What we want to see in the final project.
What we want to see
- A web page that tells the story of your project. The text on your web page must have a maximum of 4000 words.
- What made you curious about this kind of data in the first place?
- How did you gather the data?
- What is in the data? What does it look like in general?
- What did you find out about the data? (Exploratory Data Analysis)
- A GitHub repository that contains your source code.
- We want to see that you used the tools and best practices we taught you in class (all eleven weeks of the course).
- We will check the repo history to ensure all team members have contributed with commits to the project (it does not have to be an equal contribution).
How we will mark your final project
While the final project is worth 25% of your final grade, you will be marked on a 0-100 scale.

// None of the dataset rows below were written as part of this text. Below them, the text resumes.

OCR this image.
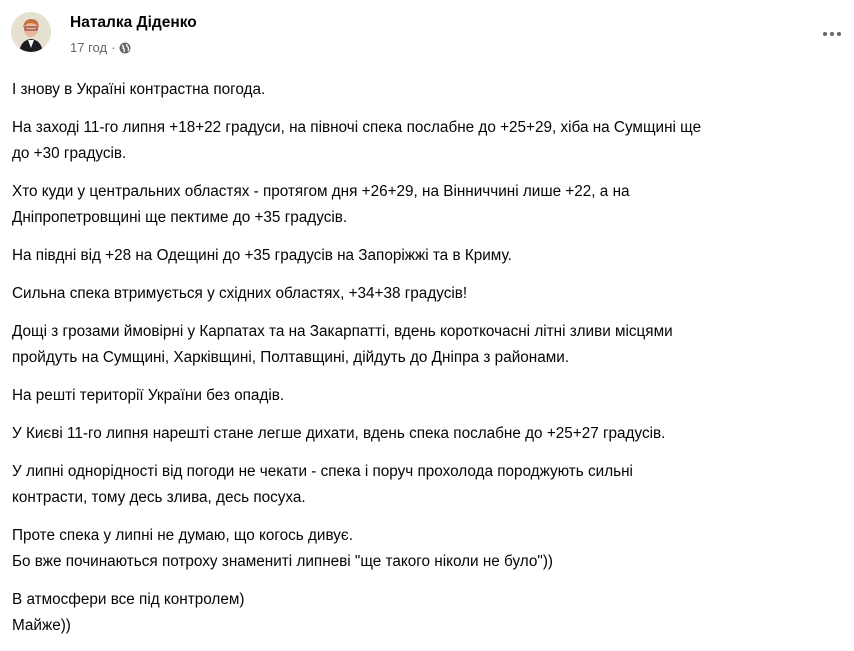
Наталка Діденко
17 год ·
І знову в Україні контрастна погода.
На заході 11-го липня +18+22 градуси, на півночі спека послабне до +25+29, хіба на Сумщині ще
до +30 градусів.
Хто куди у центральних областях - протягом дня +26+29, на Вінниччині лише +22, а на
Дніпропетровщині ще пектиме до +35 градусів.
На півдні від +28 на Одещині до +35 градусів на Запоріжжі та в Криму.
Сильна спека втримується у східних областях, +34+38 градусів!
Дощі з грозами ймовірні у Карпатах та на Закарпатті, вдень короткочасні літні зливи місцями
пройдуть на Сумщині, Харківщині, Полтавщині, дійдуть до Дніпра з районами.
На решті території України без опадів.
У Києві 11-го липня нарешті стане легше дихати, вдень спека послабне до +25+27 градусів.
У липні однорідності від погоди не чекати - спека і поруч прохолода породжують сильні
контрасти, тому десь злива, десь посуха.
Проте спека у липні не думаю, що когось дивує.
Бо вже починаються потроху знамениті липневі "ще такого ніколи не було"))
В атмосфери все під контролем)
Майже))
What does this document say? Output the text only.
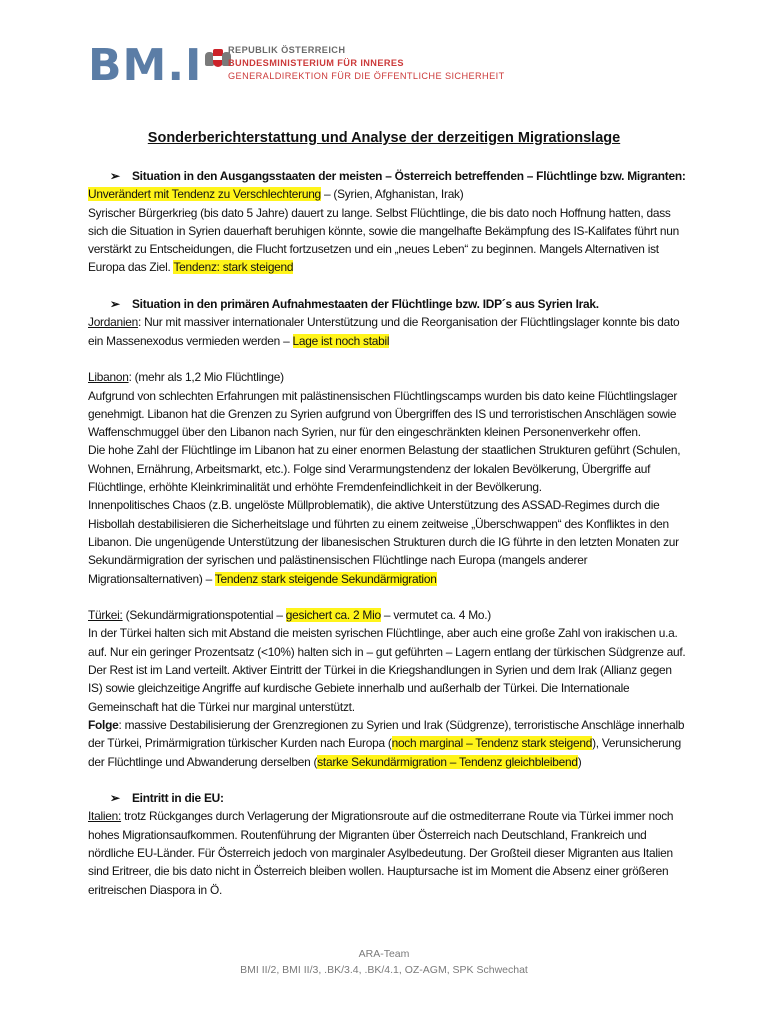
BM.I	REPUBLIK ÖSTERREICH
BUNDESMINISTERIUM FÜR INNERES
GENERALDIREKTION FÜR DIE ÖFFENTLICHE SICHERHEIT
Sonderberichterstattung und Analyse der derzeitigen Migrationslage
➢ Situation in den Ausgangsstaaten der meisten – Österreich betreffenden – Flüchtlinge bzw. Migranten:

Unverändert mit Tendenz zu Verschlechterung – (Syrien, Afghanistan, Irak)

Syrischer Bürgerkrieg (bis dato 5 Jahre) dauert zu lange. Selbst Flüchtlinge, die bis dato noch Hoffnung hatten, dass sich die Situation in Syrien dauerhaft beruhigen könnte, sowie die mangelhafte Bekämpfung des IS-Kalifates führt nun verstärkt zu Entscheidungen, die Flucht fortzusetzen und ein „neues Leben“ zu beginnen. Mangels Alternativen ist Europa das Ziel. Tendenz: stark steigend

➢ Situation in den primären Aufnahmestaaten der Flüchtlinge bzw. IDP´s aus Syrien Irak.

Jordanien: Nur mit massiver internationaler Unterstützung und die Reorganisation der Flüchtlingslager konnte bis dato ein Massenexodus vermieden werden – Lage ist noch stabil

Libanon: (mehr als 1,2 Mio Flüchtlinge)

Aufgrund von schlechten Erfahrungen mit palästinensischen Flüchtlingscamps wurden bis dato keine Flüchtlingslager genehmigt. Libanon hat die Grenzen zu Syrien aufgrund von Übergriffen des IS und terroristischen Anschlägen sowie Waffenschmuggel über den Libanon nach Syrien, nur für den eingeschränkten kleinen Personenverkehr offen.

Die hohe Zahl der Flüchtlinge im Libanon hat zu einer enormen Belastung der staatlichen Strukturen geführt (Schulen, Wohnen, Ernährung, Arbeitsmarkt, etc.). Folge sind Verarmungstendenz der lokalen Bevölkerung, Übergriffe auf Flüchtlinge, erhöhte Kleinkriminalität und erhöhte Fremdenfeindlichkeit in der Bevölkerung.

Innenpolitisches Chaos (z.B. ungelöste Müllproblematik), die aktive Unterstützung des ASSAD-Regimes durch die Hisbollah destabilisieren die Sicherheitslage und führten zu einem zeitweise „Überschwappen“ des Konfliktes in den Libanon. Die ungenügende Unterstützung der libanesischen Strukturen durch die IG führte in den letzten Monaten zur Sekundärmigration der syrischen und palästinensischen Flüchtlinge nach Europa (mangels anderer Migrationsalternativen) – Tendenz stark steigende Sekundärmigration

Türkei: (Sekundärmigrationspotential – gesichert ca. 2 Mio – vermutet ca. 4 Mo.)

In der Türkei halten sich mit Abstand die meisten syrischen Flüchtlinge, aber auch eine große Zahl von irakischen u.a. auf. Nur ein geringer Prozentsatz (<10%) halten sich in – gut geführten – Lagern entlang der türkischen Südgrenze auf. Der Rest ist im Land verteilt. Aktiver Eintritt der Türkei in die Kriegshandlungen in Syrien und dem Irak (Allianz gegen IS) sowie gleichzeitige Angriffe auf kurdische Gebiete innerhalb und außerhalb der Türkei. Die Internationale Gemeinschaft hat die Türkei nur marginal unterstützt.

Folge: massive Destabilisierung der Grenzregionen zu Syrien und Irak (Südgrenze), terroristische Anschläge innerhalb der Türkei, Primärmigration türkischer Kurden nach Europa (noch marginal – Tendenz stark steigend), Verunsicherung der Flüchtlinge und Abwanderung derselben (starke Sekundärmigration – Tendenz gleichbleibend)

➢ Eintritt in die EU:

Italien: trotz Rückganges durch Verlagerung der Migrationsroute auf die ostmediterrane Route via Türkei immer noch hohes Migrationsaufkommen. Routenführung der Migranten über Österreich nach Deutschland, Frankreich und nördliche EU-Länder. Für Österreich jedoch von marginaler Asylbedeutung. Der Großteil dieser Migranten aus Italien sind Eritreer, die bis dato nicht in Österreich bleiben wollen. Hauptursache ist im Moment die Absenz einer größeren eritreischen Diaspora in Ö.

ARA-Team
BMI II/2, BMI II/3, .BK/3.4, .BK/4.1, OZ-AGM, SPK Schwechat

When you submit your final project, make sure your web page addresses the questions/requirements below:
Source | Criteria | Marks | Description |
---|---|---|---|
Webpage | Motivation | 5 | - The webpage explains what made the group curious about this data. |
Webpage | Data | 5 | - The webpage succinctly lists the data sources and the data collection challenges |
Webpage | Exploratory Data Analysis (EDA) |
10 | - The webpage paints a vivid picture of the data (things like: the number of data points, what are the different data types and the most relevant columns, summaries and distributions, etc.) |
Webpage | Visualisation | 10 | - The plots look really nice - All labels are clear and visible - All variables are clearly identified. - The plots and tables paint a vivid picture of what the data looks like. - The group used ggplot (R) or plotnine (python) to generate the plots |
Webpage | Storytelling | 15 | - The text is engaging and clear. - There is no fluff - The group described relevant technical steps without too many details. - There was a nice conclusion. |
Source code | Organisation | 10 | - The source code is available in a group’s GitHub repository. The code is replicable. - There is a good structure of files and directories |
Source code | Collaboration | 5 | - There is a list of everyone’s contributions to the project somewhere in the project’s webpage or README file. - All members contributed with at least one commit to the group’s GitHub repository. Note: we do not expect all group members to do the same thing; each person could have a different contribution. For example, one person could focus more on data collection while another takes care of the visualisations, and the other member could focus more on documentation. |
Source code | Data cleaning | 20 | - We see a good use of pandas (python) or tidyverse (R) to clean up data. - Data types of the variables are consistent and make sense. - Missing values were identified and dealt with. |
Source code | Data wrangling | 20 | - We see evidence of good use of pandas and/or tidyverse to filter, merge, reshape and pivot your data as needed for the analysis/plots. |